Maps of Meaning with Jordan Peterson: Part 22, Our Satanic Pride

Having introduced the archetype of Satan in Maps of Meaning, Jordan Peterson goes on to unpack the symbol. 

Peterson describes Satan as symbolizing an excessive rationalism curdled by pride. Peterson writes, "Reason, the most exceptional of spirits, suffers from the greatest of temptations: reason's own capacity for self-recognition and self-admiration means an endless capacity for pride, which is the act of presuming omniscience."
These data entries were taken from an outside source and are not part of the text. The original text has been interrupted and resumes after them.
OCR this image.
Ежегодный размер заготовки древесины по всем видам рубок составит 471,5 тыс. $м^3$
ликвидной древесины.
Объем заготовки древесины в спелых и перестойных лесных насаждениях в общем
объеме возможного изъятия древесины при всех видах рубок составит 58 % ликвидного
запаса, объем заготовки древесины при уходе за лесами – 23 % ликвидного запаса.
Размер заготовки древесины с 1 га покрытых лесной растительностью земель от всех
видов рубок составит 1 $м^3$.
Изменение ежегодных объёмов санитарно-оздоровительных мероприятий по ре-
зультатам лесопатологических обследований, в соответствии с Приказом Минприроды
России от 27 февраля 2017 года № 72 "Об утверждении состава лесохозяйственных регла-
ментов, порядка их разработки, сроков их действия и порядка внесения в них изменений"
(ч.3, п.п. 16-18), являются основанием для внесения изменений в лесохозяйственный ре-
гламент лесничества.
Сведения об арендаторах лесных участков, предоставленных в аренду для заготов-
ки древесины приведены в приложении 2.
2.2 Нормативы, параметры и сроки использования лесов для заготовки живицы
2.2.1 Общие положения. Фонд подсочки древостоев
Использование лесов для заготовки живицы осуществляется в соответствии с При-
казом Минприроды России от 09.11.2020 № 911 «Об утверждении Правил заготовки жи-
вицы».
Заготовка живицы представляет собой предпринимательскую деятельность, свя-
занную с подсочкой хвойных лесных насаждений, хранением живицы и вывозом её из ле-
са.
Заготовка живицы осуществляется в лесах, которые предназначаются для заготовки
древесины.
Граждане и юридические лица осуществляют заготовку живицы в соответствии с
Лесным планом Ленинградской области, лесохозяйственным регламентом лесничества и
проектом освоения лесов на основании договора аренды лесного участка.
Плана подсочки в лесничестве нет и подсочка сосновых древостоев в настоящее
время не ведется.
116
Peterson then goes on to argue that reason's "belief in it own omniscience" is the force that "underlies totalitarianism in its many destructive guises." 

How so? 

When reason becomes convinced of its own omniscience we stand as masters of the cosmos and our fate. We know everything and have nothing to learn. When that happens, Peterson observes, the "unknown no longer exists," which means that "further exploration has therefore been rendered superfluous (even treacherous)." 

The opposite of this satanic posture is humility, "constant admission of error and capacity for error." This willingness signals an openness to learn and be corrected, which facilitates creative exploration. Humility admits and "allows for recognition of the unknown, and then for update of knowledge and adaptation in behavior."

The temptation toward evil, in this scheme, means standing in the face of the unknown presuming that you have all the answers, that the unknown actually doesn't exist. This forecloses on growth and exploration. Worse, in times of crisis, our pride tempts us into inaction and stasis when we are being called to heroic action. This choice creates the archetypal "brothers" at the heart of this chapter. In the face of the unknown, the hero and Christ-figure, the archetypal savior, "is the everlasting spirit of creation and transformation, characterized by the capacity to admit the unknown and, therefore, to progress toward 'the kingdom of heaven.'" The "hostile brother" to the savior-hero, the "eternal adversary," is the "incarnation in practice, imagination and philosophy of the spirit of denial, eternal rejection of the 'redeeming unknown,' and the adoption of rigid self-identification." 

Let's pause here. 

I don't know if I understand everything Peterson is saying here. And I have some questions if his analysis of the Satan archetype is accurate and comprehensive. But there is a lot here that rings true. We see lots of evidence about how our "belief in our omniscience" takes us to some pretty dark places, culturally and personally. It's the Faustian bargain played out over and over again. Politically, I think of how Marxists trusted reason and how that experiment turned out in the USSR. Economically, I think of the neoliberal faith in free markets. Scientifically, I think of Jeff Goldblum's quote from Jurassic Park, "Your scientists were so preoccupied with whether or not they could that they didn't stop to think if they should." And religiously, I think of Inquisitions and burning heretics. This is what I take to be Peterson's reference to a "totalitarian" impulse, how a prideful, rationalistic hubris leads us into darkness and dysfunction. Human life becomes subservient to the Idea or System or Dogma. Our prideful attempts to control the cosmos always come back to bite us.

I think Peterson is obviously right, a dose of humility puts us in a more adaptive, healthy posture. Our pride and hubris has a satanic edge. It puts me in mind of Job's confrontation with God in the whirlwind. I know a lot of modern Christians really hate how the book of Job ends. I wonder, though, if our chaffing at that ending reveals the satanic curdling of our minds, a turn toward pride, toward a "belief in our own omniscience." But let me ask you, where were you when God laid the foundations of the world? What, exactly, is it that you think you know? About anything? 

Like Job, we don't know a damn thing. And the quicker we realize that, the better off we'll be.